The magazine released its annual ranking of NFL team values Wednesday, and it found larger-market teams have weathered the rough economy far better than their smaller counterparts. Overall, the average value decreased 2 percent from last year to $1.022 billion.

None of the top 12 franchises lost more than 3 percent of their value. The bottom six dropped by 5 percent to 16 percent.

“Just like housing, people never thought it would go down,” said Marc Ganis, president of Chicago-based consulting company Sports Corp. Ltd.

Not even the NFL is immune to the economic downturn, he said, but the league is still in much better shape than many other properties that have plummeted in value. Revenues aren’t a problem, but the NFL needs to get costs under control, he said.

“It’s still a very strong product,” he said. “It’s still a very strong asset people want to invest in.”

The Dallas Cowboys remained the league’s richest team, and widened the gap between themselves and the rest of the NFL. They’re now worth $1.805 billion, their value increasing a league-best 9 percent.

On the other end of the spectrum was Jacksonville. The struggling Jaguars lost 16 percent of their value to fall to last place at $725 million. The St. Louis Rams lost 15 percent of their value and the Buffalo Bills 12 percent.

NFL spokesman Greg Aiello declined comment.
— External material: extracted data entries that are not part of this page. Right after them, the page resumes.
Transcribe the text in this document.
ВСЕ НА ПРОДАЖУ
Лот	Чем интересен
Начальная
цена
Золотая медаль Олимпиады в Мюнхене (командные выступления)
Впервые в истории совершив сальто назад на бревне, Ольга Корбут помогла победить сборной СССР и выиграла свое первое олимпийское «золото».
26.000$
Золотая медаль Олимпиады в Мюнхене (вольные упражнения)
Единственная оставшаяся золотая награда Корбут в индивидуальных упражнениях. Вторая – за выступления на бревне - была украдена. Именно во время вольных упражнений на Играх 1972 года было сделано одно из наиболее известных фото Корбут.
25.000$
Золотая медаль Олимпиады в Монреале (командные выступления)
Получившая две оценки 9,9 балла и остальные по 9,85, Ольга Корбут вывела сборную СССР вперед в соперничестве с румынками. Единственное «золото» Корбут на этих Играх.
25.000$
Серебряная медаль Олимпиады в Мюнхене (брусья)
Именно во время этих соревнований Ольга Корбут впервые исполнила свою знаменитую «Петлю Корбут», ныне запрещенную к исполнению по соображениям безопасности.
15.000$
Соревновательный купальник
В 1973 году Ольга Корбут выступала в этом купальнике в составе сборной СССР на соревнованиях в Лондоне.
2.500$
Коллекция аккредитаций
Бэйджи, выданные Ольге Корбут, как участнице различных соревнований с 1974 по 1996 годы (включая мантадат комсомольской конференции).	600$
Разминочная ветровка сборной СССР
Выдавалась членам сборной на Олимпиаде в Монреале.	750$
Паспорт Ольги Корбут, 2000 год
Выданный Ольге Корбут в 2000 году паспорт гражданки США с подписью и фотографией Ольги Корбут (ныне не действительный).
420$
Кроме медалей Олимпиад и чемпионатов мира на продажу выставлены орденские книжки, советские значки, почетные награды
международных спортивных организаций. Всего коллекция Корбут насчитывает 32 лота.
The second-highest valued team, the Washington Redskins, remained steady at $1.55 billion. The New England Patriots, New York Giants and Houston Texans rounded out the top five.

A year ago, 19 teams were worth at least $1 billion. Now the number is 16. The Pittsburgh Steelers, Tennessee Titans and Kansas City Chiefs slid below that threshold.
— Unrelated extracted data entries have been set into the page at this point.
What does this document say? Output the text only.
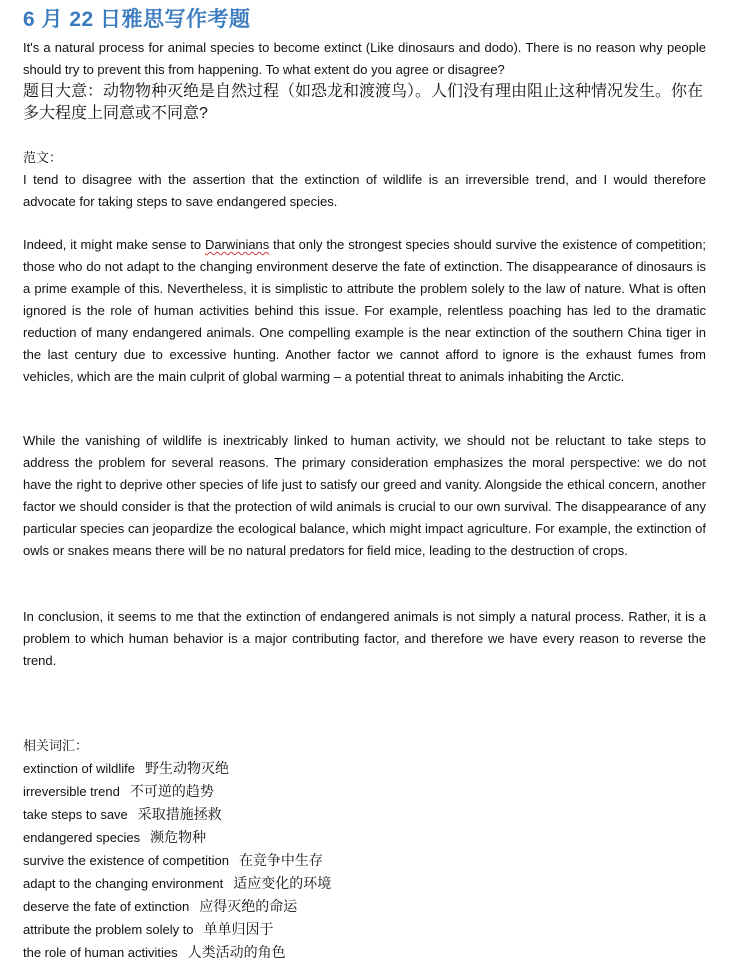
6 月 22 日雅思写作考题

It's a natural process for animal species to become extinct (Like dinosaurs and dodo). There is no reason why people should try to prevent this from happening. To what extent do you agree or disagree?

题目大意：动物物种灭绝是自然过程（如恐龙和渡渡鸟）。人们没有理由阻止这种情况发生。你在多大程度上同意或不同意?

范文：

I tend to disagree with the assertion that the extinction of wildlife is an irreversible trend, and I would therefore advocate for taking steps to save endangered species.

Indeed, it might make sense to Darwinians that only the strongest species should survive the existence of competition; those who do not adapt to the changing environment deserve the fate of extinction. The disappearance of dinosaurs is a prime example of this. Nevertheless, it is simplistic to attribute the problem solely to the law of nature. What is often ignored is the role of human activities behind this issue. For example, relentless poaching has led to the dramatic reduction of many endangered animals. One compelling example is the near extinction of the southern China tiger in the last century due to excessive hunting. Another factor we cannot afford to ignore is the exhaust fumes from vehicles, which are the main culprit of global warming – a potential threat to animals inhabiting the Arctic.

While the vanishing of wildlife is inextricably linked to human activity, we should not be reluctant to take steps to address the problem for several reasons. The primary consideration emphasizes the moral perspective: we do not have the right to deprive other species of life just to satisfy our greed and vanity. Alongside the ethical concern, another factor we should consider is that the protection of wild animals is crucial to our own survival. The disappearance of any particular species can jeopardize the ecological balance, which might impact agriculture. For example, the extinction of owls or snakes means there will be no natural predators for field mice, leading to the destruction of crops.

In conclusion, it seems to me that the extinction of endangered animals is not simply a natural process. Rather, it is a problem to which human behavior is a major contributing factor, and therefore we have every reason to reverse the trend.

相关词汇：

extinction of wildlife 野生动物灭绝
irreversible trend 不可逆的趋势
take steps to save 采取措施拯救
endangered species 濒危物种
survive the existence of competition 在竞争中生存
adapt to the changing environment 适应变化的环境
deserve the fate of extinction 应得灭绝的命运
attribute the problem solely to 单单归因于
the role of human activities 人类活动的角色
The league average remained steady from 2008 to 2009 at $1.042 billion. Last year’s rankings saw eight teams losing value, while 18 increased.

This time, the value of 20 of the 32 teams declined. Only the Cowboys, Texans, Indianapolis Colts, New Orleans Saints (who won their first Super Bowl) and San Francisco 49ers went up.

In a good sign for the NFL, though, CBS executives said Tuesday that ad sales had been extremely strong for this season.